Jean Mulamba, un des représentants de victimes au procès, a contesté la validité de cette technique pour l’étude des populations africaines.

 

Les experts ont déclaré qu’ils n’avaient pas connaissance d’une méthode de détermination de l’âge basée uniquement sur les populations africaines, mais ont noté qu’une mauvaise alimentation, l’exercice physique et les maladies étaient des facteurs pouvant fausser les conclusions.

 

Le manque de telles informations “est un facteur limitatif,” a reconnu Rey-Salmon.

 

Outre l’examen osseux, ces experts ont également conduit des évaluations de radiographies des mâchoires des témoins.

 

Les experts ont expliqué que l’évaluation dentaire était utilisée si une décision ne pouvait pas être faite uniquement sur analyse des radiographies osseuses.

 

L’avocat de la défense Desalliers a noté que les dents précises utilisées dans les évaluations des mâchoires n’apparaissaient pas chez toutes les personnes, ou que l’apparence de la dent pouvait être influencée par d’autres facteurs que l’âge.

 

“Oui, elle peut être manquante, elle peut être arrachée,” a répondu Adamsbaum au sujet de cette dent. “Il est exact de dire qu’il y a une grande variabilité.

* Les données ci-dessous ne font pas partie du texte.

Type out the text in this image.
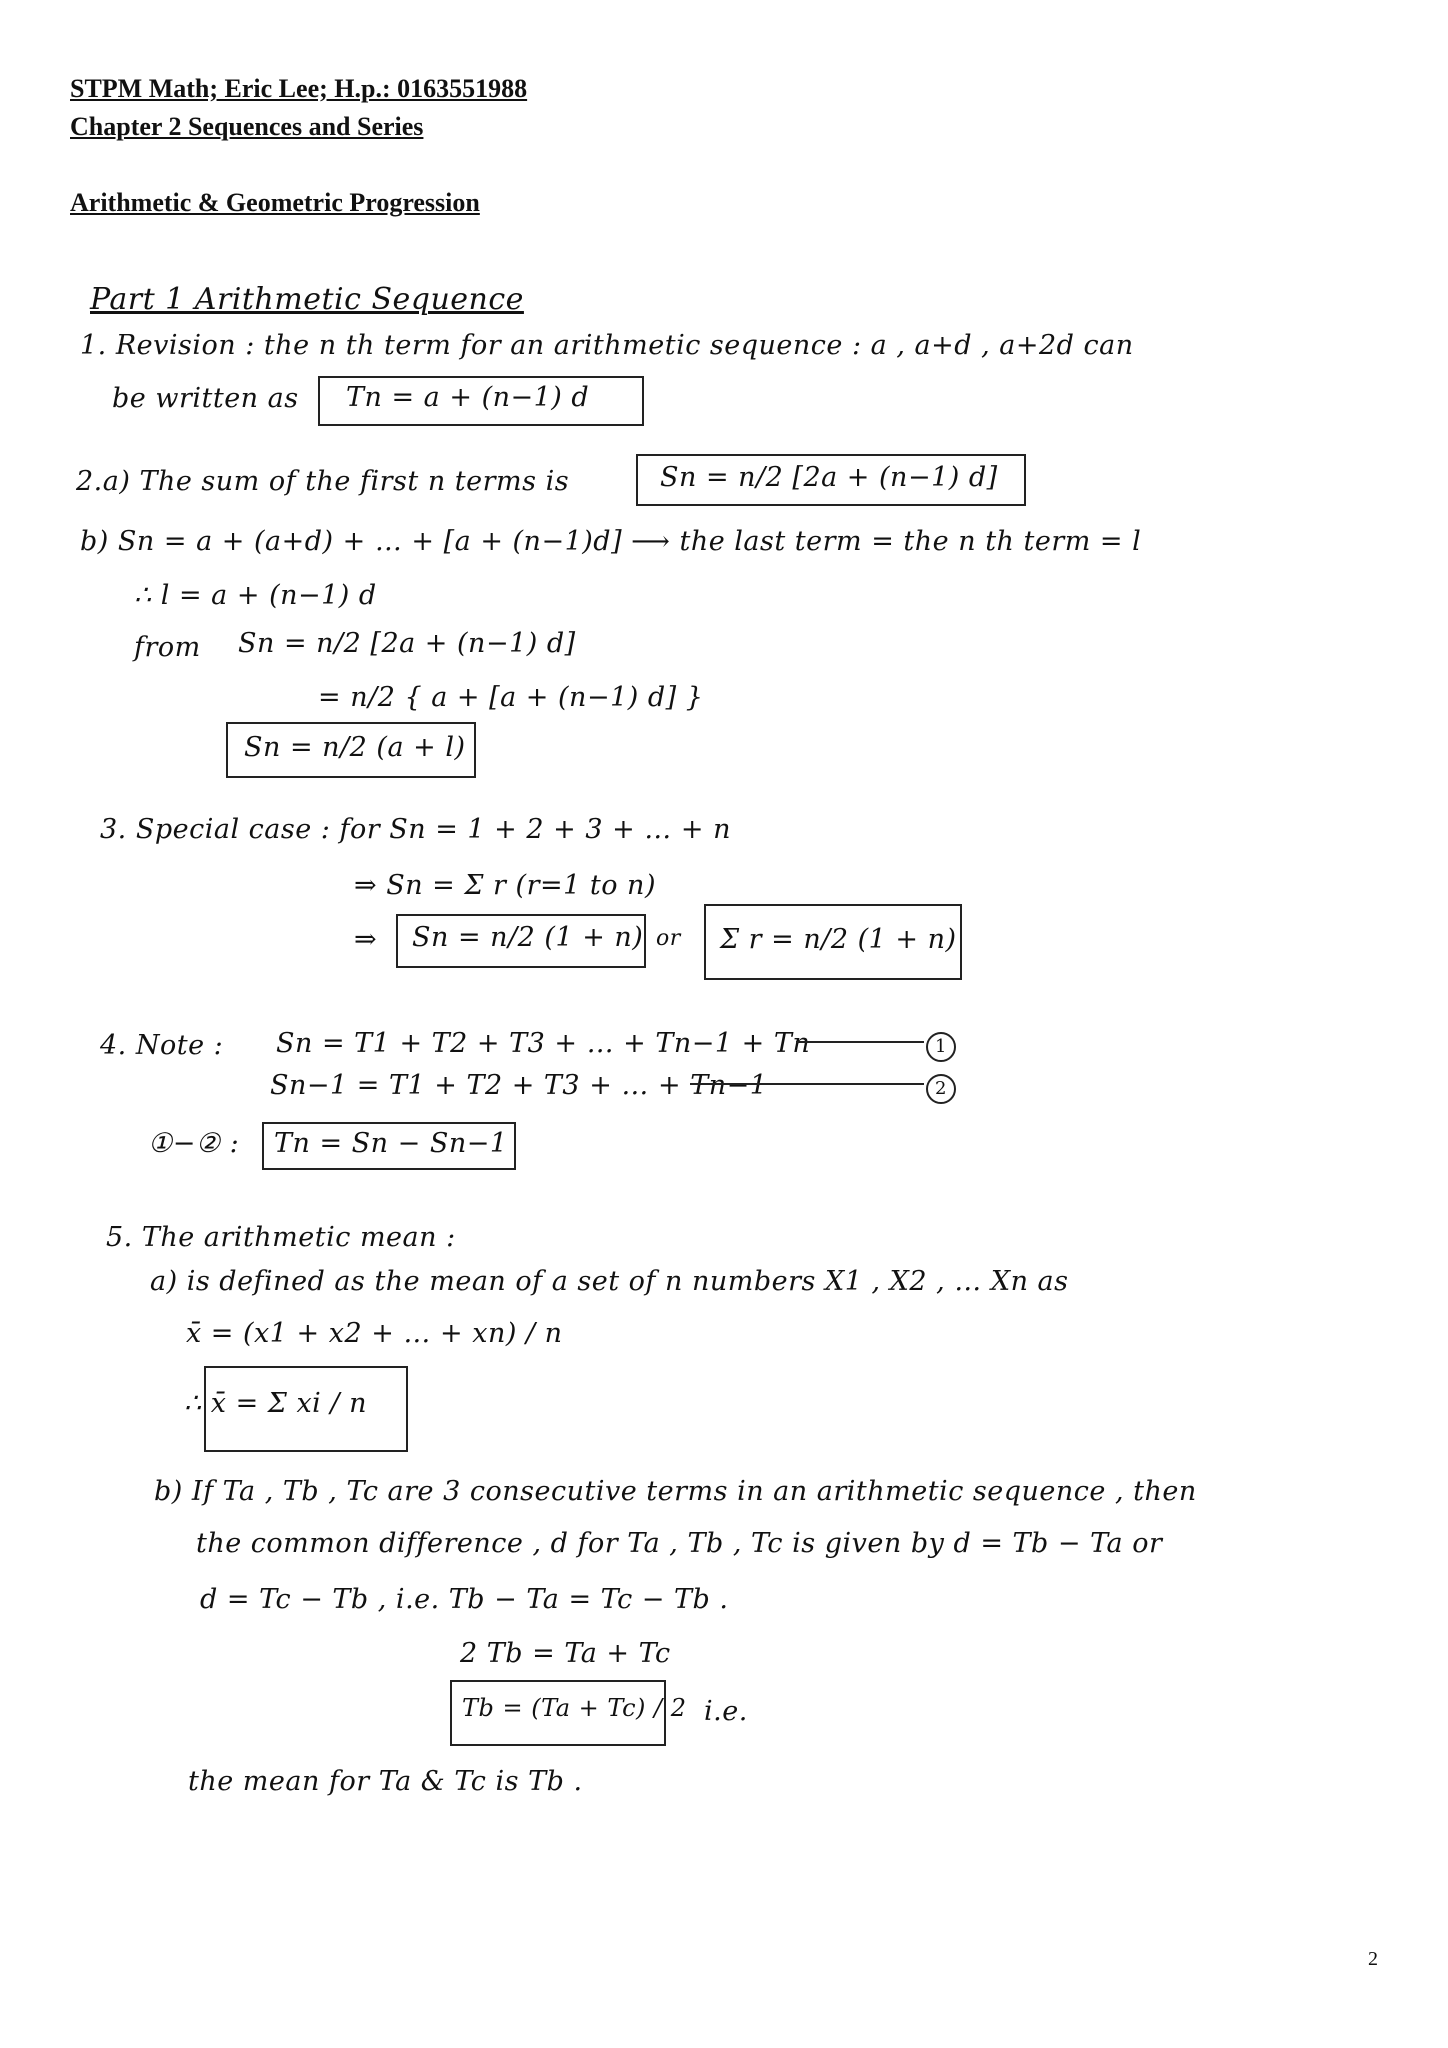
STPM Math; Eric Lee; H.p.: 0163551988
Chapter 2 Sequences and Series
Arithmetic & Geometric Progression
Part 1 Arithmetic Sequence
1. Revision : the n th term for an arithmetic sequence : a , a+d , a+2d can
be written as Tn = a + (n−1) d
2.a) The sum of the first n terms is	Sn = n/2 [2a + (n−1) d]
b) Sn = a + (a+d) + … + [a + (n−1)d] ⟶ the last term = the n th term = l
∴ l = a + (n−1) d
from Sn = n/2 [2a + (n−1) d]
= n/2 { a + [a + (n−1) d] }
Sn = n/2 (a + l)
3. Special case : for Sn = 1 + 2 + 3 + … + n
⇒ Sn = Σ r (r=1 to n)
⇒ Sn = n/2 (1 + n) or Σ r = n/2 (1 + n)
4. Note : Sn = T1 + T2 + T3 + … + Tn−1 + Tn
Sn−1 = T1 + T2 + T3 + … + Tn−1
1
2
①−② : Tn = Sn − Sn−1
5. The arithmetic mean :
a) is defined as the mean of a set of n numbers X1 , X2 , … Xn as
x̄ = (x1 + x2 + … + xn) / n
∴ x̄ = Σ xi / n
b) If Ta , Tb , Tc are 3 consecutive terms in an arithmetic sequence , then
the common difference , d for Ta , Tb , Tc is given by d = Tb − Ta or
d = Tc − Tb , i.e. Tb − Ta = Tc − Tb .
2 Tb = Ta + Tc
Tb = (Ta + Tc) / 2 i.e.
the mean for Ta & Tc is Tb .
2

Il est vrai de dire qu’il est difficile d’essayer de déterminer l’âge du témoin uniquement par rapport à la dentition.”

 

Certaines des radiographies fournies par la Cour aux experts étaient de mauvaise qualité, ont-elles indiqué.

 

“Les radios étaient d’une qualité relativement mauvaise, et je n’avais pas utilisé la détermination de l’âge osseux en complément, je n’aurais pas été capable de donner l’âge,” a expliqué Rey-Salmon.

 

Elle a également déclaré qu’elle avait été limitée par les radios de la seule mâchoire du témoin. “Je n’avais que des radiographies de mâchoire prises de profil, qui sont difficiles à interpréter,” a-t-elle dit.

 

Rey-Salmon a déclaré qu’il était délicat de déterminer l’âge d’une personne uniquement en se basant sur les radios de sa dentition. Mais en l’associant à un examen osseux, un résultat plus fiable peut être atteint, a-t-elle dit.